How to Pin a Headscarf - How To Tie A Head Scarf
Head Scarves - the Good, Bad and Ugly,
Lets be up front here: I don't regularly wear head scarves and I do not have a religious or other preference for modest dress. Head scarves fascinate me though: I have travelled through many countries where the head scarves are common wear for both men and women and on occasion I have worn them. too: either to try to blend in, as much as a blonde can which is not much outside of Sweden, or to protect myself from the dust and/or heat rather than anything else.
I also have an abiding memory of my mother from the 1960s and 1970s wearing a headscarf to keep her ears warm and hair in place in the "Coronation Street mode" of head scarf design. If you don't know what I mean check out the young ladies from Iran - though they do it rather more elegantly than many English women did it then.
Head Scarves Rule!
Scarves wrapped around the head for practical reasons are far from exclusive to the Muslim world and in fact the simple large scarf tied back on the Turkmenistan women is similar to what a lot of the hippies and flower power girls wore in the 1960s it keeps long hair out of the way and means you don't have to wash it very often: its the only style I can manage with any reasonable chance of its staying on.

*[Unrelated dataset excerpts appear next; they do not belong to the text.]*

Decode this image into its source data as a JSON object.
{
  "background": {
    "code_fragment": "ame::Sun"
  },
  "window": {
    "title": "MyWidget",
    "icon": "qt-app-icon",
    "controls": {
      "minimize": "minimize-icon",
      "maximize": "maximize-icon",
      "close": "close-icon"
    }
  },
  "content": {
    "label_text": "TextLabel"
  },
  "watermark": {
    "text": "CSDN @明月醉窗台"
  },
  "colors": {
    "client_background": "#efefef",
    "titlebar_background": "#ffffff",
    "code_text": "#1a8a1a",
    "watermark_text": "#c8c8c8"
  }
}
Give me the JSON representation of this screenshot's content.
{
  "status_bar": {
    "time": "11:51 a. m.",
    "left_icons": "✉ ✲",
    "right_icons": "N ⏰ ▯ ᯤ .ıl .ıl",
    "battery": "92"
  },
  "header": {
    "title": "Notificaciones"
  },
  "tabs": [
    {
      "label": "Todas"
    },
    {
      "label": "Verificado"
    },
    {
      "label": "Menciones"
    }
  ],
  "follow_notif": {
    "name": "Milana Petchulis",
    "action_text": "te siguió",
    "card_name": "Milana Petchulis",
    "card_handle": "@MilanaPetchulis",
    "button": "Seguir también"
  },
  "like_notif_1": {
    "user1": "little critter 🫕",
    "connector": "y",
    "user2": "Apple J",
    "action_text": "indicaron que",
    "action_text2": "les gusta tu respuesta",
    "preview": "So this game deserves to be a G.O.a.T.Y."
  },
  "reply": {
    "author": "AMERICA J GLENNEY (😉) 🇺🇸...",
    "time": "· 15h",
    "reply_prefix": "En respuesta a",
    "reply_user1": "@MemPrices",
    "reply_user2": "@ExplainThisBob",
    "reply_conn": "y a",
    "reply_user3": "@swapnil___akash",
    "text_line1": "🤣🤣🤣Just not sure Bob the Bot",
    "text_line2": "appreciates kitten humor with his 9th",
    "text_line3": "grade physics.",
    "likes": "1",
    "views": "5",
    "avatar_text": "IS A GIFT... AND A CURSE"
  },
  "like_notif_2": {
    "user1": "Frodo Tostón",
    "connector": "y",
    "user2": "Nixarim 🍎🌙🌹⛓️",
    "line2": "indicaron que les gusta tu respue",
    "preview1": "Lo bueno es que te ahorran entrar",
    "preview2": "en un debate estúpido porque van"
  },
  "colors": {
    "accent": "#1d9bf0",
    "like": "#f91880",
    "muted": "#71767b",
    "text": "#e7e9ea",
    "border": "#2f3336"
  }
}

No pins required but its much easier to get a fine wool scarf stay rather than a silk or polyester one.
Head Scarves: How to Pin One
I'm assuming that the request is for a guide to how to pin a variation of hijab or Islamic headscarf. The problem is of course there is no one way to do this; and in fact a huge fashion industry built around head coverings: latest face it even the finest silk scarf is going to cost a whole lot less than the average amount the rest of us spend on hair dressers and products!
The big trick with pinning a head scarf is similar to wearing a sari - its all in the undergarment! Yes the scarf is the top level :in fact often a close fitting cap is worn over the actual hair to stop it showing and then the scarf is simply pinned: from a hijab point of view to hide the neck and possibly upper body - or for fashion for many Muslim women today. Without a the hidden covering you will never get the classic hijab head covering look of the Malaysian school girls here.